Researchers developed a new, biomaterials-based system that takes a soft approach to improving cell manufacturing and may bring new hope to cancer patients for T-cell therapy. The study findings were published in Advanced Biosystems.
T cells play a key role in the body's immune response against pathogens. As a new class of therapeutic approaches, T cells are being harnessed to fight cancer, promising more precise, longer-lasting mitigation than traditional, chemical-based approaches.
A current bottleneck in the approaches and other Adoptive T-cell Therapies (ACTs) is the production of sufficient numbers of high-quality T cells. As a starting material, cells are isolated from the patient and then modified and grown outside the body in a bioreactor.
In addition to technical challenges faced inconsistent production of cells, T cells from patients undergoing treatment for cancer often show reduced function due to the disease, and are particularly difficult to grow.
The team has developed a new method for improving T-cell manufacture by focusing on the materials involved in this process. The team include immune engineering and smart biomaterial design and they used a polymer mesh to activate the T cells.
The report shows that this soft mesh material increases the number of functional cells that can be produced in a single step. In fact, the system provided nearly an order of magnitude more cells in a single process.
The team has been able to expand cells isolated from patients undergoing treatment for leukaemia. These cells are often very difficult to activate and expand, and this has been a barrier to using cellular immunotherapy for the people who need it.
In testing the effect of a softer material on T-cell production, the team was inspired by the field of mechanobiology. Researchers have known that other cell types can sense the mechanical stiffness of a material.
For example, the rigidity of a material used to culture stem cells can direct differentiation, with a softer material promoting the production of the neuron while a stiffer substrate encourages bone cell differentiation. This effect can be as strong as the chemicals normally used to direct differentiation. However, a similar effect was unexpected in T cells for activation.

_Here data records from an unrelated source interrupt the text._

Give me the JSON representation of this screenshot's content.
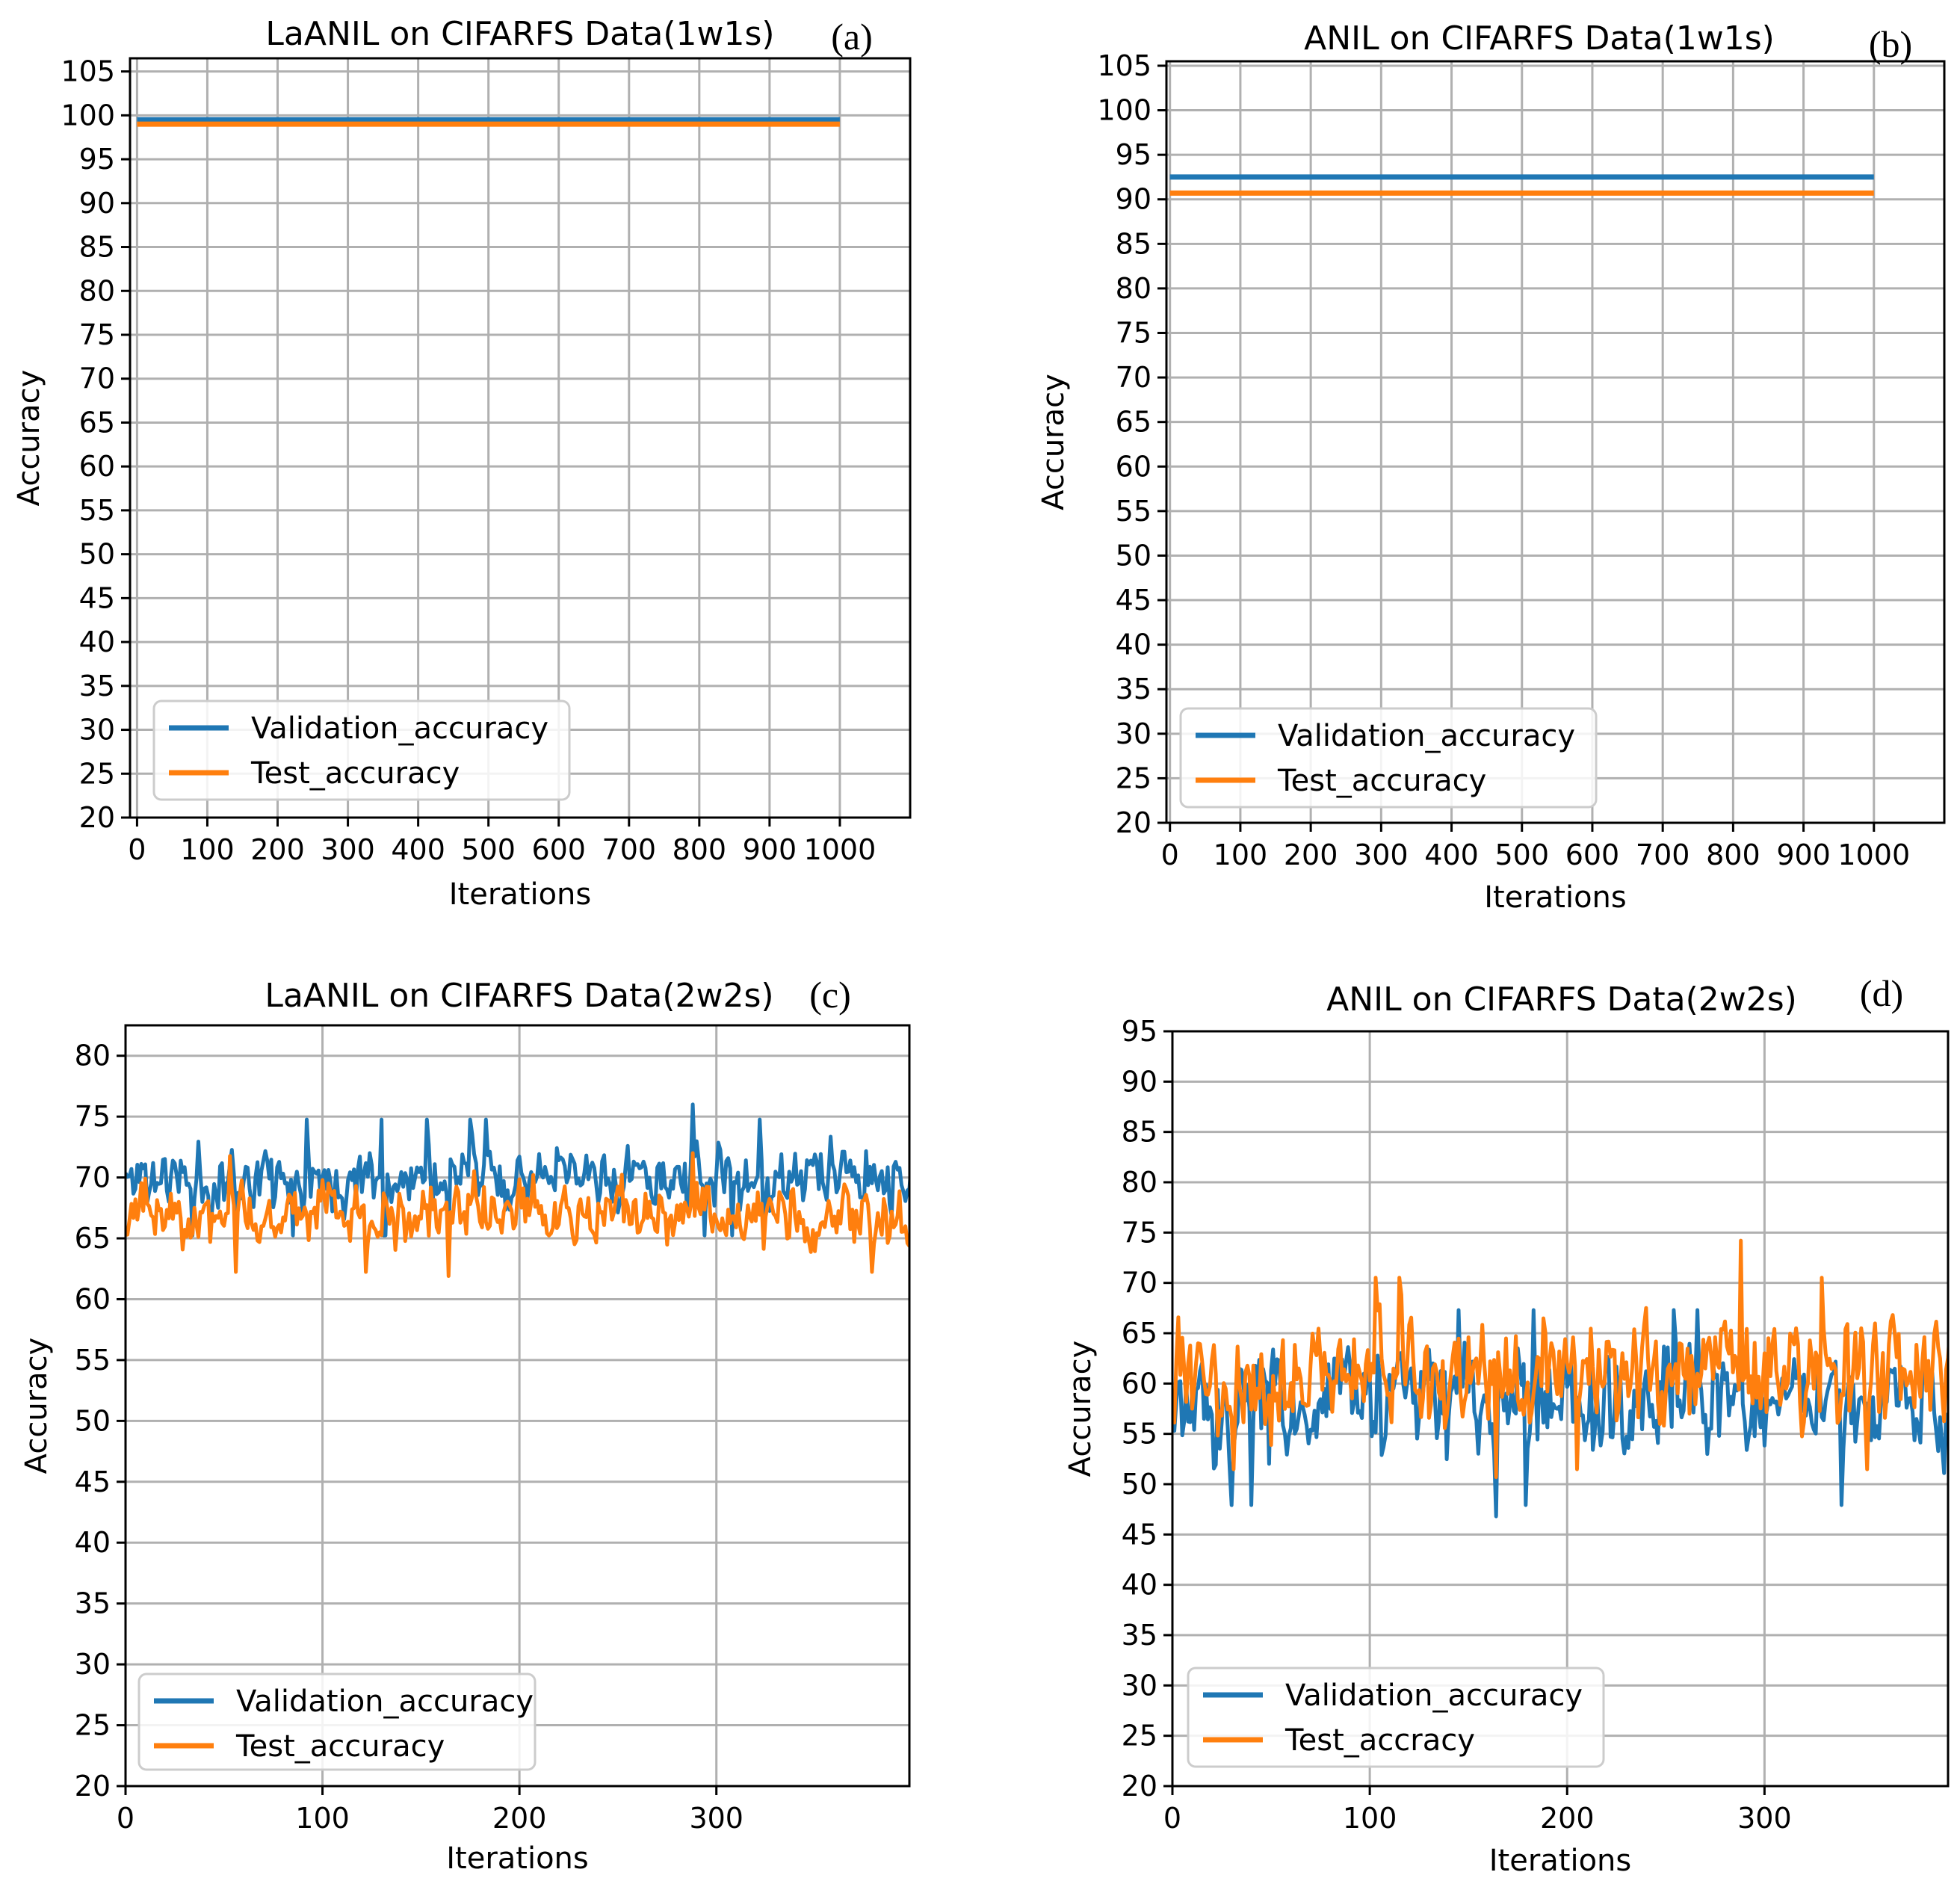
{
  "figure": {
    "colors": {
      "validation": "#1f77b4",
      "test": "#ff7f0e",
      "grid": "#b0b0b0",
      "axis": "#000000"
    }
  },
  "chart_data": [
    {
      "type": "line",
      "panel": "(a)",
      "title": "LaANIL on CIFARFS Data(1w1s)",
      "xlabel": "Iterations",
      "ylabel": "Accuracy",
      "xlim": [
        -10,
        1100
      ],
      "ylim": [
        20,
        106.5
      ],
      "xticks": [
        0,
        100,
        200,
        300,
        400,
        500,
        600,
        700,
        800,
        900,
        1000
      ],
      "yticks": [
        20,
        25,
        30,
        35,
        40,
        45,
        50,
        55,
        60,
        65,
        70,
        75,
        80,
        85,
        90,
        95,
        100,
        105
      ],
      "grid": true,
      "legend_position": "lower-left",
      "series": [
        {
          "name": "Validation_accuracy",
          "color": "#1f77b4",
          "x": [
            0,
            1000
          ],
          "values": [
            99.5,
            99.5
          ]
        },
        {
          "name": "Test_accuracy",
          "color": "#ff7f0e",
          "x": [
            0,
            1000
          ],
          "values": [
            99.0,
            99.0
          ]
        }
      ]
    },
    {
      "type": "line",
      "panel": "(b)",
      "title": "ANIL on CIFARFS Data(1w1s)",
      "xlabel": "Iterations",
      "ylabel": "Accuracy",
      "xlim": [
        -5,
        1100
      ],
      "ylim": [
        20,
        105.5
      ],
      "xticks": [
        0,
        100,
        200,
        300,
        400,
        500,
        600,
        700,
        800,
        900,
        1000
      ],
      "yticks": [
        20,
        25,
        30,
        35,
        40,
        45,
        50,
        55,
        60,
        65,
        70,
        75,
        80,
        85,
        90,
        95,
        100,
        105
      ],
      "grid": true,
      "legend_position": "lower-left",
      "series": [
        {
          "name": "Validation_accuracy",
          "color": "#1f77b4",
          "x": [
            0,
            1000
          ],
          "values": [
            92.5,
            92.5
          ]
        },
        {
          "name": "Test_accuracy",
          "color": "#ff7f0e",
          "x": [
            0,
            1000
          ],
          "values": [
            90.7,
            90.7
          ]
        }
      ]
    },
    {
      "type": "line",
      "panel": "(c)",
      "title": "LaANIL on CIFARFS Data(2w2s)",
      "xlabel": "Iterations",
      "ylabel": "Accuracy",
      "xlim": [
        0,
        398
      ],
      "ylim": [
        20,
        82.5
      ],
      "xticks": [
        0,
        100,
        200,
        300
      ],
      "yticks": [
        20,
        25,
        30,
        35,
        40,
        45,
        50,
        55,
        60,
        65,
        70,
        75,
        80
      ],
      "grid": true,
      "legend_position": "lower-left",
      "series": [
        {
          "name": "Validation_accuracy",
          "color": "#1f77b4",
          "n": 400,
          "mean": 70,
          "sd": 1.7,
          "min": 63.8,
          "max": 76.0,
          "seed": 11
        },
        {
          "name": "Test_accuracy",
          "color": "#ff7f0e",
          "n": 400,
          "mean": 67,
          "sd": 1.7,
          "min": 61.9,
          "max": 72.0,
          "seed": 23
        }
      ]
    },
    {
      "type": "line",
      "panel": "(d)",
      "title": "ANIL on CIFARFS Data(2w2s)",
      "xlabel": "Iterations",
      "ylabel": "Accuracy",
      "xlim": [
        0,
        393
      ],
      "ylim": [
        20,
        95
      ],
      "xticks": [
        0,
        100,
        200,
        300
      ],
      "yticks": [
        20,
        25,
        30,
        35,
        40,
        45,
        50,
        55,
        60,
        65,
        70,
        75,
        80,
        85,
        90,
        95
      ],
      "grid": true,
      "legend_position": "lower-left",
      "series": [
        {
          "name": "Validation_accuracy",
          "color": "#1f77b4",
          "n": 400,
          "mean": 58,
          "sd": 3.6,
          "min": 46.8,
          "max": 67.3,
          "seed": 37
        },
        {
          "name": "Test_accracy",
          "color": "#ff7f0e",
          "n": 400,
          "mean": 61,
          "sd": 3.4,
          "min": 50.7,
          "max": 74.2,
          "seed": 53
        }
      ]
    }
  ]
}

This makes sense for cells normally involved in force-related activities, like muscle cells or fibroblasts that are involved in wound closure and healing. For the first time, the team explored the possibility for T cells, which are not associated with such functions.
The experiment discovered that T-cells can sense the mechanical rigidity of the materials commonly used in the laboratory. To turn this into a clinically useful system, the researchers created a microfiber-based platform.
Beyond simplifying the process of cell expansion and improving T-cells expansion, the team envision that the mesh platform will have applications beyond immunotherapy. They are refining their platform and exploring how T cells from cancer patients respond to their materials. It was exciting to see how these bioinspired matrices can direct cell function and be successfully used for T-cell therapy.